Cricket and Colonial Legacies

In openDemocracy, Ehsan Masood looks at cricket in the wake of last months controversy.

In Lagaan, a Bollywood film set in British India, an experienced team of British soldiers challenge farmers from a village to a game of cricket. But this is to be no ordinary match. If the villagers win, the crippling tax (lagaan) they owe to the Raj is to be waived. If they lose, the tax is to be trebled. None of the farmers have played before, and the district’s feudal prince begs them not to become lambs to the slaughter. But the villagers, whose captain is played by actor-director Aamir Khan, feel they have little to lose as the tax is already unaffordable. For readers who may not have seen this film, I won’t spoil the ending. What I can say is that it is another example of how a global audience is reading and watching the history of India from its own perspective.
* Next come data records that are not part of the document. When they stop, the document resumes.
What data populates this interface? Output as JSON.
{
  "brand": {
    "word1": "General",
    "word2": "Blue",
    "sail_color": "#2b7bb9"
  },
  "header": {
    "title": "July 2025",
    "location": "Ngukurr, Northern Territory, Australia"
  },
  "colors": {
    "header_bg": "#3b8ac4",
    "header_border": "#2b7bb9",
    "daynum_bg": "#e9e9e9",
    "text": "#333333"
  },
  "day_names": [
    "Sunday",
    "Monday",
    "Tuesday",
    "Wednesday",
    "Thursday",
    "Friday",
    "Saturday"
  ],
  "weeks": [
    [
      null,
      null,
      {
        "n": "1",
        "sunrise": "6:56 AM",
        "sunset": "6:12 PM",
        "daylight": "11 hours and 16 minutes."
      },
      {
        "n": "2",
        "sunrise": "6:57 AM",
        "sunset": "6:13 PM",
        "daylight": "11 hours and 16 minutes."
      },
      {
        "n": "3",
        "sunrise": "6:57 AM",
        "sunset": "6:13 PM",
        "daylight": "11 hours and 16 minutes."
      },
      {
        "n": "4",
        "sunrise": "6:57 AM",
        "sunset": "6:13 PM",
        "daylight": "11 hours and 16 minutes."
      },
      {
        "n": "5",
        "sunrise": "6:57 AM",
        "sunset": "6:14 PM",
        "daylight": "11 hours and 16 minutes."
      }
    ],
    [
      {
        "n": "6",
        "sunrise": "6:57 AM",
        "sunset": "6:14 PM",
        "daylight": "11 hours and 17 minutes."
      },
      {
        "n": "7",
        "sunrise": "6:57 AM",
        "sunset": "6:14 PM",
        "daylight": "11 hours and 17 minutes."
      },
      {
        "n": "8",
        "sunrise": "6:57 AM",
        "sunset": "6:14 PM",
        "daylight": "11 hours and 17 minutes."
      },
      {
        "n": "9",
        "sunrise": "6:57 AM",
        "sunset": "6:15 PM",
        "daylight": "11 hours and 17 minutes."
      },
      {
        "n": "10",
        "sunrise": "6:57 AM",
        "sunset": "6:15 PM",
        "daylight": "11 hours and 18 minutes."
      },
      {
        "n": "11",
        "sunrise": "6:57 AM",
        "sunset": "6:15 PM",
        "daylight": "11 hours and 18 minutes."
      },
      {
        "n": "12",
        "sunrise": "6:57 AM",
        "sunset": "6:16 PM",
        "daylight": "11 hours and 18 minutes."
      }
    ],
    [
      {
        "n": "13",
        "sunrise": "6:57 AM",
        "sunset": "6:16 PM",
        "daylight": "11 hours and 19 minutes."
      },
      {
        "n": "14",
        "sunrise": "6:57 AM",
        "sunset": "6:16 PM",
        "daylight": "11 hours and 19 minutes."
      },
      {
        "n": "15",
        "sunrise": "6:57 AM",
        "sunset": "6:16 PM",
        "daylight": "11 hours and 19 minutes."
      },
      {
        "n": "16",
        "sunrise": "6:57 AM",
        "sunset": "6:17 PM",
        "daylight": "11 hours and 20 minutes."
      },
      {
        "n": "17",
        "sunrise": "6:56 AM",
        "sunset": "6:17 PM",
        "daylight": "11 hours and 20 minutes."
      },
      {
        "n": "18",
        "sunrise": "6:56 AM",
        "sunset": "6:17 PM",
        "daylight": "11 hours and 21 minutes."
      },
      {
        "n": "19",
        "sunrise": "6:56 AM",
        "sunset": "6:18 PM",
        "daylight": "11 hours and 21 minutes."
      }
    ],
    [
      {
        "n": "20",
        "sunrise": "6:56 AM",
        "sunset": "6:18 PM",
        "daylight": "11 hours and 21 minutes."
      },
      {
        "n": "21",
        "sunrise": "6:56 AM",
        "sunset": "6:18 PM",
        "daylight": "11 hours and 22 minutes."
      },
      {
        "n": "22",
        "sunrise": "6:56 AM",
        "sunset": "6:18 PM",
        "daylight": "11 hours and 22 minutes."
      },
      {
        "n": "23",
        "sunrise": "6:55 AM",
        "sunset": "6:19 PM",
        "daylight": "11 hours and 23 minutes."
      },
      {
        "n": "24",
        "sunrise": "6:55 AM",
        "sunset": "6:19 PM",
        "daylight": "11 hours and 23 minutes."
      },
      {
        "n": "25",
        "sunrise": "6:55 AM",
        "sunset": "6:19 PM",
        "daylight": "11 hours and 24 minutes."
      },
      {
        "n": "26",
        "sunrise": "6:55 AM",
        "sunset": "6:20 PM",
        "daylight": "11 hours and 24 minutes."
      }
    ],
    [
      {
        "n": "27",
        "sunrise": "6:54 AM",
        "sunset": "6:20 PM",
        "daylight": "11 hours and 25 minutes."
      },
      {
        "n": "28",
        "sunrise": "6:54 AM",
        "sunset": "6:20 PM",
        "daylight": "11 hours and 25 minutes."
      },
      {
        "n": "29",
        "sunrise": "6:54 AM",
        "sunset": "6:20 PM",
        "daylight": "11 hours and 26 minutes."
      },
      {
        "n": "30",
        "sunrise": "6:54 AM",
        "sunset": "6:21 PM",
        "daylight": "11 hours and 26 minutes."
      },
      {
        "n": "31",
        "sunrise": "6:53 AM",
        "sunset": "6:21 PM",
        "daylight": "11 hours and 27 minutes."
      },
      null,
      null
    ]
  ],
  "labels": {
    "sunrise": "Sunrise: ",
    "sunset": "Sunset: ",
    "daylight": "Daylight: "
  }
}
I was reminded of the film last month when a match between England and Pakistan ended abruptly amid much controversy on 20 August. As with the fictional Lagaan, this real game of cricket between a rich nation and its (former) colony offered its spectators the same mix of sport, power, colonial politics, allegations of racism and cheating, together with flashes of comedy. Its cast even included the descendant of royalty in the shape of Shahryar Khan, chair of Pakistan’s cricket-governing board and the country’s former ambassador to London; his grandmother was the queen of Bhopal in north India.